Seakan belum cukup, problematika terkait stunting juga masih menjadi momok bagi sebagian besar masyarakat. Kementerian Kesehatan mengungkapkan bahwa angka stunting di Indonesia pada tahun 2023 tercatat sebesar 21,5 persen. Angka tersebut hanya turun 0,1 persen dari tahun sebelumnya yang sebesar 21,6 persen.


Deretan fakta tersebut semakin diperparah dengan kondisi saat ini yang sarat dengan nuansa sekulerisme. Absennya peran agama akibat kentalnya atmosfir sekulerisme tersebut membentuk kepribadian anak menjadi buruk. Tak heran, anak kerap menjadi pelaku bullying, kekerasan, pelecehan, terlibat dalam narkoba, miras, gaul bebas hingga judi online.


Pemerintah sebenernya tak begitu saja tinggal diam. Banyak program dicanangkan untuk mengatasi permasalahan yang dialami anak Indonesia, seperti Program Nutrisi Anak, perintisan Desa Ramah Perempuan dan Peduli Anak (DRPPA), konseling pranikah kepada calon pengantin, edukasi kepada ibu dan calon ibu dan masih banyak lagi.


Sayangnya, alih-alih terselesaikan, anak justru semakin hari semakin jauh dari pribadi ideal yang diharapkan. Kesejahteraan semakin merosot, keamanan semakin sulit didapat, apatahlagi berbicara terkait moral dan ketakwaan. Hal ini membuktikan bahwa upaya pemerintah telah gagal menuntaskan problematika yang dialami para anak.


Kegagalan tersebut disebabkan karena solusi yang ditawarkan pemerintah realitanya tak menyentuh akar permasalahan. Layaknya memotong rumput di permukaan, program yang dibuat hanya bersifat menyelesaikan masalah secara temporer, namun tak menjamin persoalan benar-benar tuntas. Sehingga, bisa dikatakan, peringatan HAN setaip tahun tak ubahnya seperti seremonial semata tanpa ada perubahan yang berarti.


Sejatinya, akar persoalan yang dialami oleh anak tak lain karena bercokolnya sistem kapitalisme liberal. Sistem yang mengandalkan sekulerisme sebagai motor penggeraknya ini, membuat agama sengaja dipinggirkan dari kehidupan. Sementara itu, tanpa ada agama sebagai kompas moral, masyarakat akan cenderung menggunakan hawa nafsu sebagai panduan dalam bertingkah laku, yang mana hal ini, tentu, sangat jauh dari ketakwaan.
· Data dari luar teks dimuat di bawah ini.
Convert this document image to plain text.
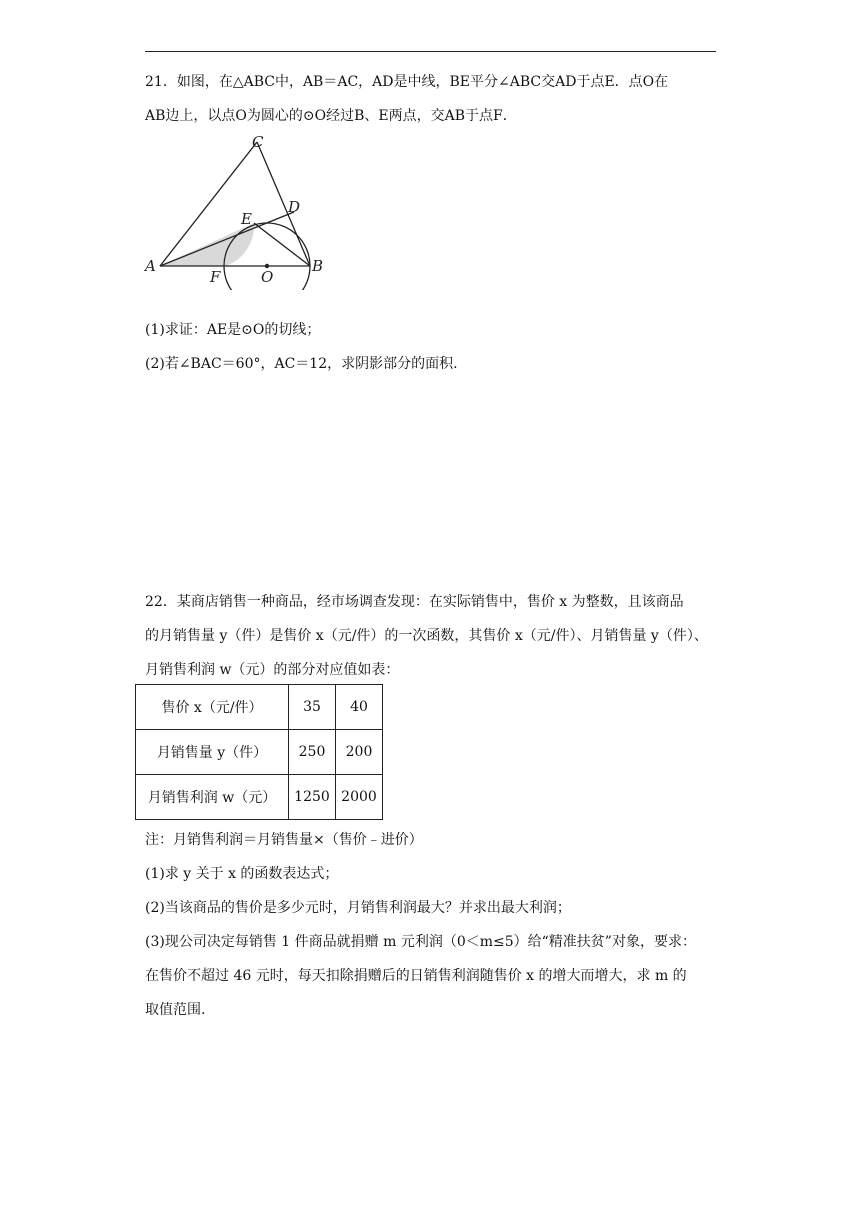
21．如图，在△ABC中，AB＝AC，AD是中线，BE平分∠ABC交AD于点E．点O在
AB边上，以点O为圆心的⊙O经过B、E两点，交AB于点F．
C
D
E
A	B
F	O
(1)求证：AE是⊙O的切线；
(2)若∠BAC＝60°，AC＝12，求阴影部分的面积.
22．某商店销售一种商品，经市场调查发现：在实际销售中，售价 x 为整数，且该商品
的月销售量 y（件）是售价 x（元/件）的一次函数，其售价 x（元/件）、月销售量 y（件）、
月销售利润 w（元）的部分对应值如表：
售价 x（元/件）	35	40
月销售量 y（件）	250	200
月销售利润 w（元）	1250	2000
注：月销售利润＝月销售量×（售价﹣进价）
(1)求 y 关于 x 的函数表达式；
(2)当该商品的售价是多少元时，月销售利润最大？并求出最大利润；
(3)现公司决定每销售 1 件商品就捐赠 m 元利润（0＜m≤5）给“精准扶贫”对象，要求：
在售价不超过 46 元时，每天扣除捐赠后的日销售利润随售价 x 的增大而增大，求 m 的
取值范围.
Imbas lebih jauhnya, berbagai sektor kehidupan manusia perlahan akan rusak. Dimulai dari sektor terdasar yaitu keluarga.


Sistem sekulerisme telah menyebabkan tercerabutnya peran dan fungsi keluarga sebagai madrasah ula untuk anak.  Bagaimana tidak, sistem ini membuat banyak ibu melalaikan fitrahnya sebagai ummu wa rabbatul bayt (ibu dan pengurus rumah tangga) yang bertanggung jawab dalam pengasuhan dan pendidikan.


Karena iming iming materi dan eksistensi diri, para ibu ini justru memilih banyak berperan di luar rumah untuk bekerja. Imbas dari hal tersebut, anak pun menjadi tak terurus. Banyak dari mereka yang akhirnya terlibat dalam kasus kekerasan, baik menjadi korban maupun pelaku.
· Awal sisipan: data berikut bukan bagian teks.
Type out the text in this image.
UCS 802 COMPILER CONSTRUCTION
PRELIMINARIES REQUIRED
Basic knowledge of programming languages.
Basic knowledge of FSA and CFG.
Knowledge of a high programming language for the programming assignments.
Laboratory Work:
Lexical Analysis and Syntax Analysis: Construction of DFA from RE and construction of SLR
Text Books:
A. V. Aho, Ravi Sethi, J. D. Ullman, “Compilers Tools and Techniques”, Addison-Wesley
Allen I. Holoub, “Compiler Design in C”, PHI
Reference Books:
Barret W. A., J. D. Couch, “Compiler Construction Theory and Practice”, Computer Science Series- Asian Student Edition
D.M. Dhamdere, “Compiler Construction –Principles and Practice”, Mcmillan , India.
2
Tak berhenti sampai disitu, di luar rumah, lingkungan pendidikan pun nyatanya gagal membentuk kepribadian anak. Alih alih menjadi intelektual sejati yang berkarakter mulia, kurikulum pendidikan yang bercorak sekuleristik justru menyulap anak menjadi generasi yang berfikir dan bertingkah laku bebas.


Sementara itu, jika kita amati, akses pendidikan saat ini juga tak merata. Banyak dari anak anak Indonesia yang putus sekolah hingga bahkan sama sekali belum pernah menikmati bangku pendidikan karena masalah ekonomi.
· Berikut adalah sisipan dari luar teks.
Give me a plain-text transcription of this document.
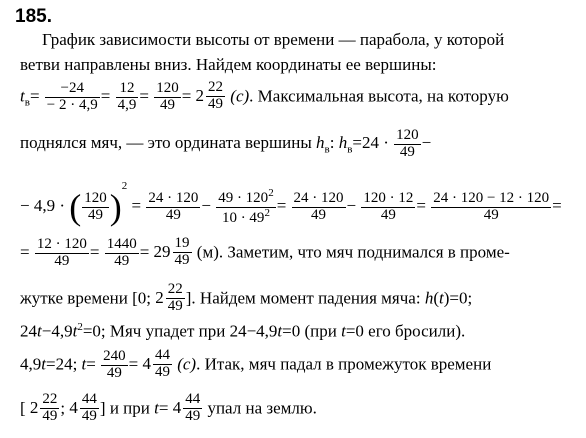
185.
График зависимости высоты от времени — парабола, у которой
ветви направлены вниз. Найдем координаты ее вершины:
$t_в= \frac{-24}{- 2 \cdot 4,9} = \frac{12}{4,9} = \frac{120}{49} = 2 \frac{22}{49} (c)$. Максимальная высота, на которую
поднялся мяч, — это ордината вершины $h_в$: $h_в=24 \cdot \frac{120}{49}$ −
− 4,9 · ( $\frac{120}{49} )^2 = \frac{24 \cdot 120}{49} - \frac{49 \cdot 120^2}{10 \cdot 49^2} = \frac{24 \cdot 120}{49} - \frac{120 \cdot 12}{49} = \frac{24 \cdot 120 - 12 \cdot 120}{49}$ =
= $\frac{12 \cdot 120}{49} = \frac{1440}{49} = 29 \frac{19}{49} (м)$. Заметим, что мяч поднимался в проме-
жутке времени [0; $2 \frac{22}{49}$ ]. Найдем момент падения мяча: h(t)=0;
$24t-4,9t^2=0$; Мяч упадет при 24−4,9t=0 (при t=0 его бросили).
4,9t=24; $t= \frac{240}{49} = 4 \frac{44}{49} (c)$. Итак, мяч падал в промежуток времени
[ $2 \frac{22}{49}$ ; $4 \frac{44}{49}$ ] и при $t= 4 \frac{44}{49}$ упал на землю.
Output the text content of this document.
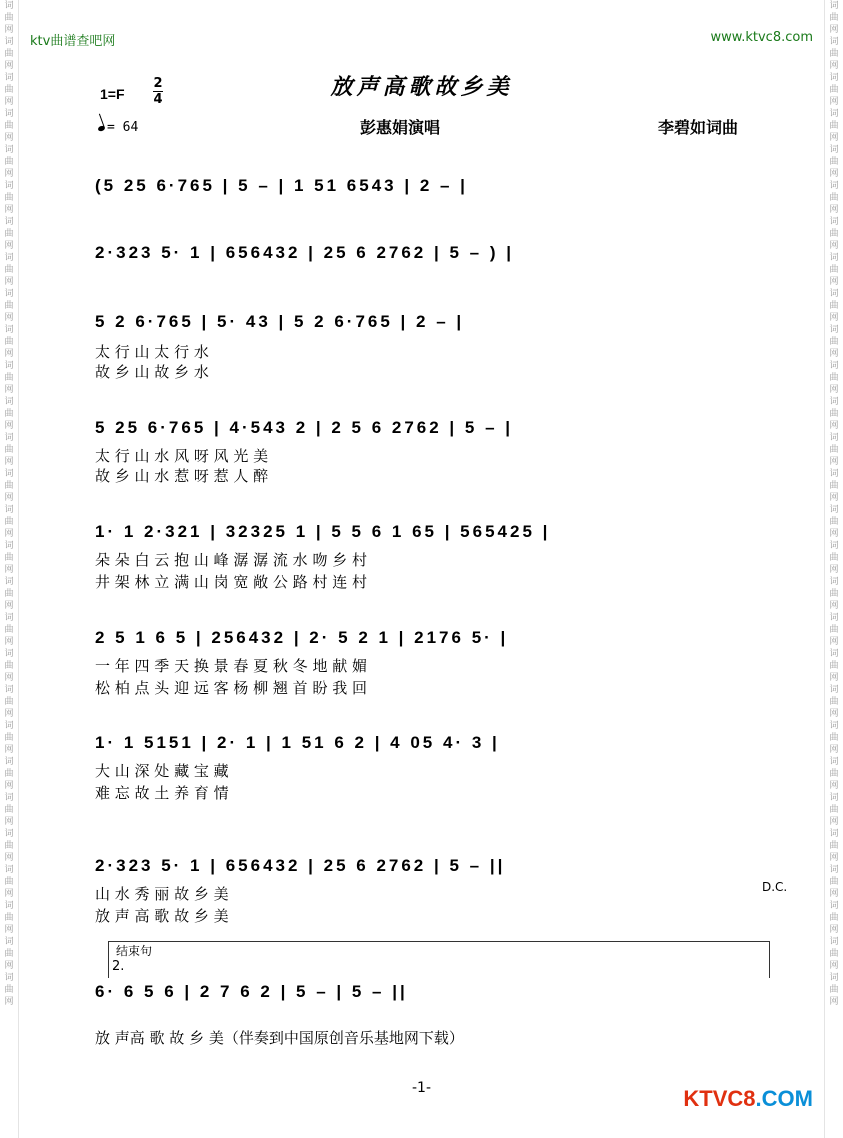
词曲网词曲网词曲网词曲网词曲网词曲网词曲网词曲网词曲网词曲网词曲网词曲网词曲网词曲网词曲网词曲网词曲网词曲网词曲网词曲网词曲网词曲网词曲网词曲网词曲网词曲网词曲网词曲网
词曲网词曲网词曲网词曲网词曲网词曲网词曲网词曲网词曲网词曲网词曲网词曲网词曲网词曲网词曲网词曲网词曲网词曲网词曲网词曲网词曲网词曲网词曲网词曲网词曲网词曲网词曲网词曲网
ktv曲谱查吧网	www.ktvc8.com
放声高歌故乡美
1=F
2
4
= 64	彭惠娟演唱	李碧如词曲
(5 25 6·765 | 5 – | 1 51 6543 | 2 – |
2·323 5· 1 | 656432 | 25 6 2762 | 5 – ) |
5 2 6·765 | 5· 43 | 5 2 6·765 | 2 – |
太 行 山 太 行 水
故 乡 山 故 乡 水
5 25 6·765 | 4·543 2 | 2 5 6 2762 | 5 – |
太 行 山 水 风 呀 风 光 美
故 乡 山 水 惹 呀 惹 人 醉
1· 1 2·321 | 32325 1 | 5 5 6 1 65 | 565425 |
朵 朵 白 云 抱 山 峰 潺 潺 流 水 吻 乡 村
井 架 林 立 满 山 岗 宽 敞 公 路 村 连 村
2 5 1 6 5 | 256432 | 2· 5 2 1 | 2176 5· |
一 年 四 季 天 换 景 春 夏 秋 冬 地 献 媚
松 柏 点 头 迎 远 客 杨 柳 翘 首 盼 我 回
1· 1 5151 | 2· 1 | 1 51 6 2 | 4 05 4· 3 |
大 山 深 处 藏 宝 藏
难 忘 故 土 养 育 情
2·323 5· 1 | 656432 | 25 6 2762 | 5 – ||
山 水 秀 丽 故 乡 美
放 声 高 歌 故 乡 美
D.C.
结束句
2.
6· 6 5 6 | 2 7 6 2 | 5 – | 5 – ||
放 声高 歌 故 乡 美（伴奏到中国原创音乐基地网下载）
-1-	KTVC8.COM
Hal ini menjadi bukti bahwa sistem ekonomi negeri ini pada faktanya tak berhasil menjamin pendidikan berkualitas terjangkau bagi semua kalangan. Dengan realita demikian, mungkinkah kesejahteraan masyarakat dapat terwujud dalam kungkungan sistem sekuler kapitalis?


Realita tersebut berbeda jauh dengan kondisi saat aturan Islam diterapkan. Islam memandang bahwa anak merupakan amanah bagi setiap orangtua serta aset peradaban yang sangat penting dan tak ternilai harganya bagi masyarakat dan negara. Mafhum semacam inilah yang membuat setiap anak harus dijamin pemenuhan kebutuhannya dalam segala aspek.


Dalam lingkup terdekat, keluarga akan menjamin tersedianya pendidikan dasar dan pengasuhan yang berkualitas bagi anak. Alih-alih tertarik untuk mementingkan eksistensi, orangtua khususnya para ibu akan disibukkan untuk menyiapkan para anak menjadi generasi unggulan yang dilingkupi atmosfir ketakwaan, sebagaimana Allah berfirman :


“Hai orang-orang yang beriman, pelihara lah dirimu dan keluargamu dari api neraka yang bahan bakarnya adalah manusia dan batu; penjaganya malaikat-malaikat yang kasar, keras, dan tidak mendurhakai Allah terhadap apa yang diperintahkan-Nya kepada mereka dan selalu mengerjakan apa yang diperintahkan.” (Qs. At- Tahrim : 66)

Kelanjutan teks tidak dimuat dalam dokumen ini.